The article goes on to say: “The 12 jury members, plus four alternates, included seven black members, five nonblack people of color and four white members; 12 members of the entire pool were women, and the other four were men.” Despite the jury, judge, and even the writers being diverse, when faced with a five to ninety-nine year sentence, she was sentenced to ten years.
I have several problems with the case. First being, the actual lack of common sense of the officer. Why is it that several officers use their guns as a first resort? Are they not trained to be more aware and careful with their use of a weapon? How does someone drive to the fourth floor parking lot, walk all the way into the hallway, make a left, and open a door that is clearly on the wrong floor? If she at least was on the right floor that is one thing, but to be on the floor above and still think that is your home is another thing.

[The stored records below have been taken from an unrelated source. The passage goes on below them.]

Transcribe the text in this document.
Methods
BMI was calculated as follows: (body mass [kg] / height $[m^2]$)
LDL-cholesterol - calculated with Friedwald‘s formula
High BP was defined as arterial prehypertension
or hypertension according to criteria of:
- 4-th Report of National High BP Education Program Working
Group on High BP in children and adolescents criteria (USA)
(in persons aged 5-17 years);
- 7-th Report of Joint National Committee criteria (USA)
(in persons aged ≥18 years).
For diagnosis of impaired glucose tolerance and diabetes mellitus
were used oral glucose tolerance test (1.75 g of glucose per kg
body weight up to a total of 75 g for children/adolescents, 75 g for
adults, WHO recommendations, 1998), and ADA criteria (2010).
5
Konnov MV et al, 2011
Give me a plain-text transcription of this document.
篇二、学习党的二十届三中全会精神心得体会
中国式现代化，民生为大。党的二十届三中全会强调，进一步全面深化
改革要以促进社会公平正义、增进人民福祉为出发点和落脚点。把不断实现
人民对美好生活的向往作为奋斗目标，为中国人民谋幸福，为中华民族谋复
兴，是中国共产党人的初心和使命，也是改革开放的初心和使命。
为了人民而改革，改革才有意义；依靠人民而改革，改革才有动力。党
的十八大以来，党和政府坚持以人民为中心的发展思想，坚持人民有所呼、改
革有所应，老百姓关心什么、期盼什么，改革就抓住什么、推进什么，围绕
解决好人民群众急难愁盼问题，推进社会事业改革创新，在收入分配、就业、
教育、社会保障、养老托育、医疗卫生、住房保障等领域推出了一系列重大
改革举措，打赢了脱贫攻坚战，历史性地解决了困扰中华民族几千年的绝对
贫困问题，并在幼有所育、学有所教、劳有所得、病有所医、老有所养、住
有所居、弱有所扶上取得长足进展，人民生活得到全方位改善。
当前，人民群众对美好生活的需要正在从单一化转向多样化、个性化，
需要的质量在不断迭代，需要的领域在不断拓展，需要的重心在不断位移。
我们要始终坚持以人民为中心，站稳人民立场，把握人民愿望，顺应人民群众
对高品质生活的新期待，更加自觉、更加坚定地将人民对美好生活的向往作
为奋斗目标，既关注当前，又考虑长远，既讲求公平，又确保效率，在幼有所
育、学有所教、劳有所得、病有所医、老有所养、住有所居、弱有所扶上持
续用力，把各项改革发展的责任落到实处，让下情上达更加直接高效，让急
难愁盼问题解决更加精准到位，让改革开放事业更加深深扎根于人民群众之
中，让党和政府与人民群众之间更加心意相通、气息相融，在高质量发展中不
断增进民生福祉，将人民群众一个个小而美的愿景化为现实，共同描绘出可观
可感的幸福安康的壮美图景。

Also, as a police officer, if you have an elaborate routine when you enter and exit your home, taking a step in, would you not realize that you are in an unfamiliar environment? In the 9-1-1 call right after the shooting, Guyger was worried that she would lose her job. So basically, she shot a man dead and the first thing you think about is that you’re going to lose your job? And not the fact that you just killed a man?
Another problem I have with this case is the brother of the victim. Although having a strong sense of faith is a good thing, no matter what religion or belief you choose, he set a bad example for other victims of police brutality. Not everyone is going to be as forgiving as him and his family. When the next victim dies, and the defense is harsher towards the murderer, the killer’s defense could easily be, “Brandt Jean forgave Amber Guyger, why can’t you forgive me?” which is an escalation of a self-defense excuse.
If Brandt Jean were to be so forgiving, he should not have been so forgiving for the public eye to see. There are hundreds of black people in jail for crimes that are less than murder, but have gotten worse sentences. There are so many police officers who have killed innocent black people but have gotten away with it or received a punishment lesser than needed. For Guyger to only receive 10 years, which could become shorter if she has good behavior, is a shocking and hurtful sentence coming from such a diverse group of jurors.
What makes this important to me as a Gettysburg College student is that I am constantly in fear that something similar might happen to me.
Just hearing rumors of discussions about DPS being armed scares me because just thinking about the people who are hired to protect me now owning guns means that they could just so easily resort to shooting someone rather than using another means of offense. If they were ever to be armed, and the campus population continued to grow in diversity, it would increase the chances that a racially-biased—and potentially fatal—attack could occur. It would be even worse if outside officers were hired to protect that campus because they wouldn’t know the students as efficiently as DPS does, so they would care even less about a student and more about this word “safety.”
I am well aware that the Second Amendment exists and that various people can own a gun, but as a black woman in the United States, especially attending Gettysburg College, these are things that I think about on a daily basis that many others on campus don’t, but should.